Said Justine,42 :  ‘The wallpaper had to be painted over because each roll was a different shade, and they left paint everywhere.  The carpenter also botched the job in the kitchen and Paul had to fix it himself. My husband is a carpenter and kitchen fitter himself and is meticulous about his work.  He withheld part of the payment, about £400, about one third, and had referred the matter to lawyers.’

But then she said they received an email unusually in word perfect English from the Thai contractor.

‘It would be better for you to pay us and have this finished once and for all. If you refuse to pay us we have other means to make you pay but let us do the best and soft way first.

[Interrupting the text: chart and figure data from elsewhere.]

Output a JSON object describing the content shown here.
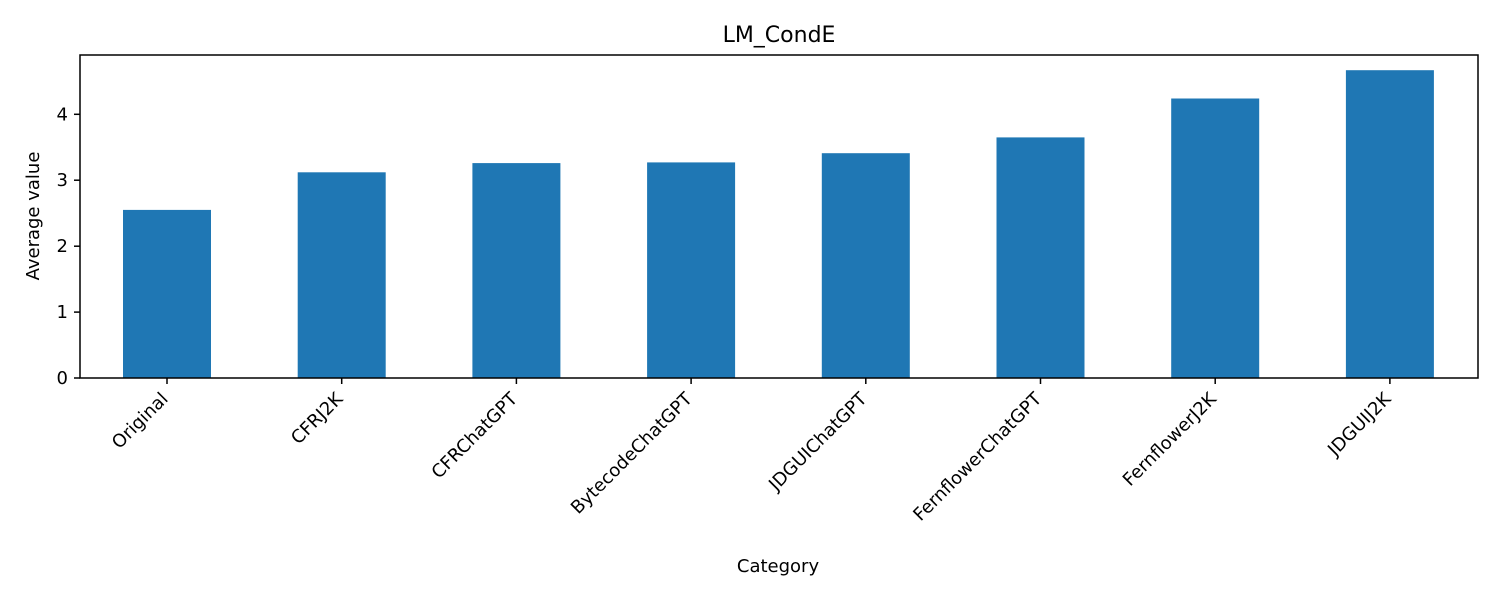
{
  "chart_data": {
    "type": "bar",
    "title": "LM_CondE",
    "xlabel": "Category",
    "ylabel": "Average value",
    "categories": [
      "Original",
      "CFRJ2K",
      "CFRChatGPT",
      "BytecodeChatGPT",
      "JDGUIChatGPT",
      "FernflowerChatGPT",
      "FernflowerJ2K",
      "JDGUIJ2K"
    ],
    "values": [
      2.55,
      3.12,
      3.26,
      3.27,
      3.41,
      3.65,
      4.24,
      4.67
    ],
    "ylim": [
      0,
      4.9
    ],
    "yticks": [
      0,
      1,
      2,
      3,
      4
    ],
    "grid": false,
    "bar_color": "#1f77b4"
  }
}
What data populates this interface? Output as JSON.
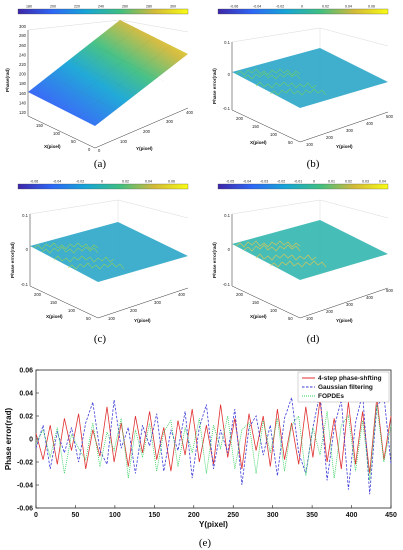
{
  "chart_data": [
    {
      "panel_label": "(a)",
      "type": "surface",
      "xlabel": "X(pixel)",
      "ylabel": "Y(pixel)",
      "zlabel": "Phase(rad)",
      "x_ticks": [
        "150",
        "100",
        "50",
        "0"
      ],
      "y_ticks": [
        "0",
        "100",
        "200",
        "300",
        "400"
      ],
      "z_ticks": [
        "120",
        "140",
        "160",
        "180",
        "200",
        "220",
        "240",
        "260",
        "280",
        "300"
      ],
      "zlim": [
        110,
        300
      ],
      "colorbar_ticks": [
        "180",
        "200",
        "220",
        "240",
        "260",
        "280",
        "300"
      ],
      "description": "smooth tilted phase plane rising from about 115 rad at Y=0 to about 300 rad at Y=400"
    },
    {
      "panel_label": "(b)",
      "type": "surface",
      "xlabel": "X(pixel)",
      "ylabel": "Y(pixel)",
      "zlabel": "Phase error(rad)",
      "x_ticks": [
        "200",
        "150",
        "100",
        "50"
      ],
      "y_ticks": [
        "100",
        "200",
        "300",
        "400",
        "500"
      ],
      "z_ticks": [
        "-0.1",
        "0",
        "0.1"
      ],
      "zlim": [
        -0.1,
        0.1
      ],
      "colorbar_ticks": [
        "-0.06",
        "-0.04",
        "-0.02",
        "0",
        "0.02",
        "0.04",
        "0.06"
      ]
    },
    {
      "panel_label": "(c)",
      "type": "surface",
      "xlabel": "X(pixel)",
      "ylabel": "Y(pixel)",
      "zlabel": "Phase error(rad)",
      "x_ticks": [
        "200",
        "150",
        "100",
        "50"
      ],
      "y_ticks": [
        "100",
        "200",
        "300",
        "400"
      ],
      "z_ticks": [
        "-0.1",
        "0",
        "0.1"
      ],
      "zlim": [
        -0.1,
        0.1
      ],
      "colorbar_ticks": [
        "-0.06",
        "-0.04",
        "-0.02",
        "0",
        "0.02",
        "0.04",
        "0.06"
      ]
    },
    {
      "panel_label": "(d)",
      "type": "surface",
      "xlabel": "X(pixel)",
      "ylabel": "Y(pixel)",
      "zlabel": "Phase error(rad)",
      "x_ticks": [
        "200",
        "150",
        "100",
        "50"
      ],
      "y_ticks": [
        "100",
        "200",
        "300",
        "400",
        "500"
      ],
      "z_ticks": [
        "-0.1",
        "0",
        "0.1"
      ],
      "zlim": [
        -0.1,
        0.1
      ],
      "colorbar_ticks": [
        "-0.05",
        "-0.04",
        "-0.03",
        "-0.02",
        "-0.01",
        "0",
        "0.01",
        "0.02",
        "0.03",
        "0.04"
      ]
    },
    {
      "panel_label": "(e)",
      "type": "line",
      "xlabel": "Y(pixel)",
      "ylabel": "Phase error(rad)",
      "xlim": [
        0,
        450
      ],
      "ylim": [
        -0.06,
        0.06
      ],
      "x_ticks": [
        "0",
        "50",
        "100",
        "150",
        "200",
        "250",
        "300",
        "350",
        "400",
        "450"
      ],
      "y_ticks": [
        "-0.06",
        "-0.04",
        "-0.02",
        "0",
        "0.02",
        "0.04",
        "0.06"
      ],
      "legend_position": "top-right",
      "x": [
        0,
        9,
        18,
        27,
        36,
        45,
        54,
        63,
        72,
        81,
        90,
        99,
        108,
        117,
        126,
        135,
        144,
        153,
        162,
        171,
        180,
        189,
        198,
        207,
        216,
        225,
        234,
        243,
        252,
        261,
        270,
        279,
        288,
        297,
        306,
        315,
        324,
        333,
        342,
        351,
        360,
        369,
        378,
        387,
        396,
        405,
        414,
        423,
        432,
        441,
        450
      ],
      "series": [
        {
          "name": "4-step phase-shfting",
          "color": "#e03030",
          "style": "solid",
          "values": [
            0.005,
            -0.018,
            0.012,
            -0.022,
            0.018,
            -0.01,
            0.022,
            -0.026,
            0.008,
            -0.015,
            0.028,
            -0.02,
            0.014,
            -0.024,
            0.02,
            -0.012,
            0.024,
            -0.018,
            0.01,
            -0.028,
            0.016,
            -0.014,
            0.026,
            -0.02,
            0.012,
            -0.022,
            0.03,
            -0.016,
            0.018,
            -0.026,
            0.022,
            -0.01,
            0.02,
            -0.024,
            0.026,
            -0.018,
            0.014,
            -0.022,
            0.028,
            -0.016,
            0.034,
            -0.02,
            0.018,
            -0.026,
            0.032,
            -0.022,
            0.024,
            -0.03,
            0.036,
            -0.018,
            0.02
          ]
        },
        {
          "name": "Gaussian filtering",
          "color": "#3a3ad8",
          "style": "dashed",
          "values": [
            -0.008,
            0.012,
            -0.026,
            0.006,
            -0.012,
            0.01,
            -0.02,
            0.014,
            0.032,
            -0.01,
            -0.022,
            0.034,
            -0.008,
            0.01,
            -0.03,
            0.012,
            -0.006,
            0.022,
            -0.028,
            0.008,
            -0.01,
            0.024,
            -0.034,
            0.01,
            0.03,
            -0.026,
            0.008,
            -0.012,
            0.026,
            -0.04,
            0.01,
            0.02,
            -0.014,
            0.012,
            -0.032,
            0.018,
            0.036,
            -0.012,
            -0.03,
            0.01,
            0.04,
            -0.036,
            0.01,
            0.034,
            -0.044,
            0.014,
            0.04,
            -0.048,
            0.028,
            0.038,
            -0.022
          ]
        },
        {
          "name": "FOPDEs",
          "color": "#2fd05a",
          "style": "dotted",
          "values": [
            -0.004,
            0.008,
            -0.016,
            0.01,
            -0.03,
            0.004,
            -0.008,
            -0.018,
            0.014,
            -0.024,
            0.006,
            -0.01,
            0.018,
            -0.034,
            0.008,
            -0.016,
            0.014,
            -0.028,
            0.006,
            0.016,
            -0.024,
            0.01,
            -0.012,
            0.018,
            -0.03,
            0.012,
            -0.008,
            0.02,
            -0.026,
            0.008,
            0.014,
            -0.03,
            0.016,
            -0.012,
            0.018,
            -0.028,
            0.012,
            0.02,
            -0.032,
            0.01,
            -0.014,
            0.024,
            -0.034,
            0.012,
            0.02,
            -0.028,
            0.016,
            -0.036,
            0.03,
            -0.02,
            0.012
          ]
        }
      ]
    }
  ]
}
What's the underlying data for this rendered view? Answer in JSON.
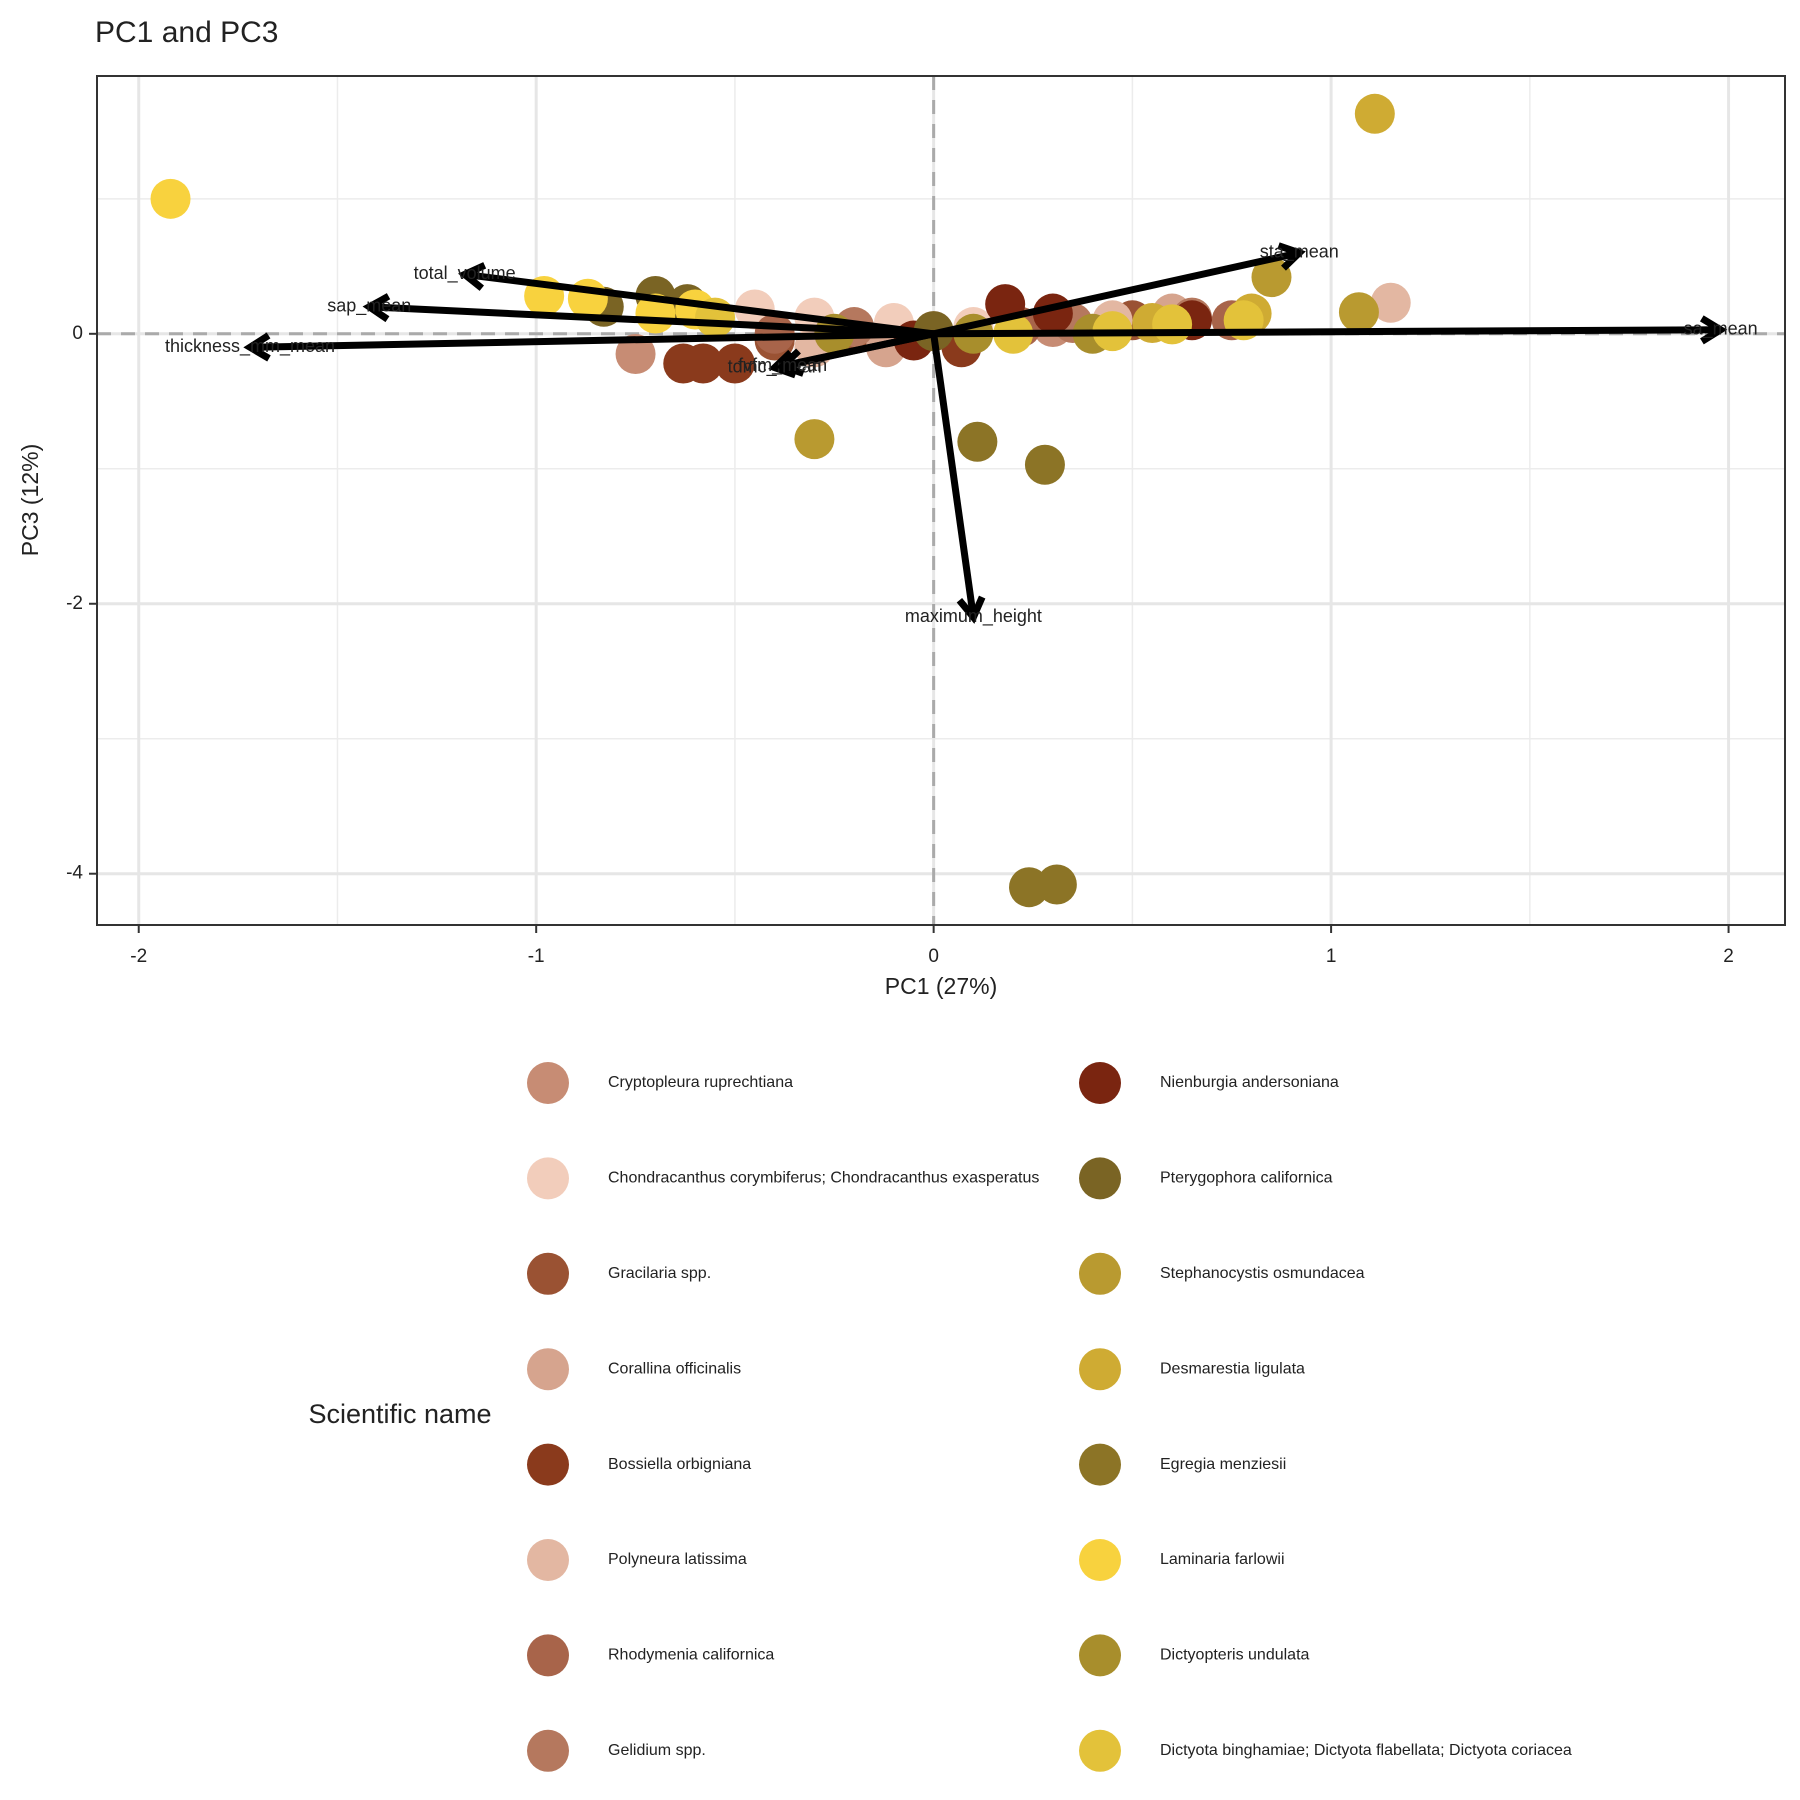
{
  "chart_data": {
    "type": "biplot",
    "title": "PC1 and PC3",
    "x_label": "PC1 (27%)",
    "y_label": "PC3 (12%)",
    "xlim": [
      -2.105,
      2.142
    ],
    "ylim": [
      -4.38,
      1.91
    ],
    "xticks": [
      -2,
      -1,
      0,
      1,
      2
    ],
    "yticks": [
      -4,
      -2,
      0
    ],
    "grid": true,
    "legend_title": "Scientific name",
    "series": [
      {
        "name": "Cryptopleura ruprechtiana",
        "color": "#C78C74",
        "x": [
          -0.75,
          0.3,
          -0.2
        ],
        "values": [
          -0.15,
          0.05,
          0.0
        ]
      },
      {
        "name": "Chondracanthus corymbiferus; Chondracanthus exasperatus",
        "color": "#F2CDBB",
        "x": [
          -0.45,
          -0.3,
          -0.1,
          0.1
        ],
        "values": [
          0.18,
          0.12,
          0.08,
          0.05
        ]
      },
      {
        "name": "Gracilaria spp.",
        "color": "#9A5233",
        "x": [
          -0.4,
          -0.2,
          0.5
        ],
        "values": [
          -0.05,
          0.0,
          0.1
        ]
      },
      {
        "name": "Corallina officinalis",
        "color": "#D6A48E",
        "x": [
          -0.12,
          0.0,
          0.6
        ],
        "values": [
          -0.1,
          0.02,
          0.15
        ]
      },
      {
        "name": "Bossiella orbigniana",
        "color": "#8A3A1C",
        "x": [
          -0.63,
          -0.58,
          -0.5,
          0.07
        ],
        "values": [
          -0.22,
          -0.22,
          -0.22,
          -0.1
        ]
      },
      {
        "name": "Polyneura latissima",
        "color": "#E3B7A2",
        "x": [
          1.15,
          -0.3,
          0.45
        ],
        "values": [
          0.23,
          -0.1,
          0.1
        ]
      },
      {
        "name": "Rhodymenia californica",
        "color": "#A8644A",
        "x": [
          -0.4,
          0.22,
          0.75
        ],
        "values": [
          0.0,
          0.05,
          0.1
        ]
      },
      {
        "name": "Gelidium spp.",
        "color": "#B5785E",
        "x": [
          -0.2,
          0.35,
          0.65
        ],
        "values": [
          0.05,
          0.08,
          0.12
        ]
      },
      {
        "name": "Nienburgia andersoniana",
        "color": "#7A2510",
        "x": [
          0.18,
          0.3,
          0.65,
          -0.05
        ],
        "values": [
          0.22,
          0.15,
          0.1,
          -0.05
        ]
      },
      {
        "name": "Pterygophora californica",
        "color": "#7A6424",
        "x": [
          -0.7,
          -0.62,
          -0.83,
          0.0
        ],
        "values": [
          0.28,
          0.22,
          0.2,
          0.02
        ]
      },
      {
        "name": "Stephanocystis osmundacea",
        "color": "#B99A30",
        "x": [
          -0.3,
          0.85,
          1.07
        ],
        "values": [
          -0.78,
          0.42,
          0.16
        ]
      },
      {
        "name": "Desmarestia ligulata",
        "color": "#CFAB33",
        "x": [
          1.11,
          0.8,
          0.55
        ],
        "values": [
          1.63,
          0.15,
          0.08
        ]
      },
      {
        "name": "Egregia menziesii",
        "color": "#8C7426",
        "x": [
          0.11,
          0.28,
          0.24,
          0.31
        ],
        "values": [
          -0.8,
          -0.97,
          -4.1,
          -4.08
        ]
      },
      {
        "name": "Laminaria farlowii",
        "color": "#F8D23E",
        "x": [
          -1.92,
          -0.98,
          -0.87,
          -0.7,
          -0.6
        ],
        "values": [
          1.0,
          0.28,
          0.26,
          0.15,
          0.18
        ]
      },
      {
        "name": "Dictyopteris undulata",
        "color": "#A88E2C",
        "x": [
          -0.25,
          0.1,
          0.4
        ],
        "values": [
          0.0,
          0.0,
          0.0
        ]
      },
      {
        "name": "Dictyota binghamiae; Dictyota flabellata; Dictyota coriacea",
        "color": "#E3C23A",
        "x": [
          0.45,
          0.6,
          0.78,
          0.2,
          -0.55
        ],
        "values": [
          0.02,
          0.07,
          0.1,
          0.0,
          0.12
        ]
      }
    ],
    "loadings": [
      {
        "name": "total_volume",
        "x": -1.18,
        "y": 0.44
      },
      {
        "name": "sap_mean",
        "x": -1.42,
        "y": 0.2
      },
      {
        "name": "thickness_mm_mean",
        "x": -1.72,
        "y": -0.1
      },
      {
        "name": "tdmc_mean",
        "x": -0.4,
        "y": -0.25
      },
      {
        "name": "fvfm_mean",
        "x": -0.38,
        "y": -0.24
      },
      {
        "name": "sta_mean",
        "x": 0.92,
        "y": 0.6
      },
      {
        "name": "sa_mean",
        "x": 1.98,
        "y": 0.03
      },
      {
        "name": "maximum_height",
        "x": 0.1,
        "y": -2.1
      }
    ]
  }
}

Please also pay the carpenters as they don’t know how to play soft’.

She added: ‘I held Paul in my arms. He was covered in blood. His brain was spilled out. It is difficult to believe someone would do something like this for the equivalent of £400’.

Michael Ayling passed the information on to police but he claims they seemed uninterested.  Police never did forensics at the scene of the crime. In fact they never even set up a crime scene, said Justine

Said Justine:   ‘After the attack I saw the man who hit Paul just throw the piece of the wood down in the road.  When police came to investigate they picked up, but did not wrap it up, and the last time I saw it, it was leaned against a cupboard in the police station.

“They never cordoned off the area to check whether either or both of these two men had been smoking or drinking while they waited.”

All this comes as little surprise to expatriates living in Hua Hin, one of whom refers to the town jokingly as ‘Hua Hit Man’.

But without exception they will only talk off the record about local police and politics.

Justine wrote to her local paper wishing to pay for an advertisement for witnesses to the incident.  She was quickly turned down.

This is the reply she got from the Editor, Gerard Mosselman who refused her advertisment:

‘Writing critically about crime does not help Hua Hin.  A former local foreign newspaper was closed because they criticised local developers and Thai Police.

‘We are a foreign News Media who have permission to make local and international tourist , real estate, events and other news except ..criminal and political news.

 ‘In addition, last week, an editor of a newspaper in Phuket was shot to death because he criticised publicly certain things he did not agree with. I hope you understand our situation. Publicising the deeds on your husband will , unfortunately, not reverse the brutal attack.’

Justine chokes back tears as she talks about the attack.’It’s hard to take this in. It was so senseless. Life is so cheap here yet in the brochures this is described as one of the friendliest places in the world.’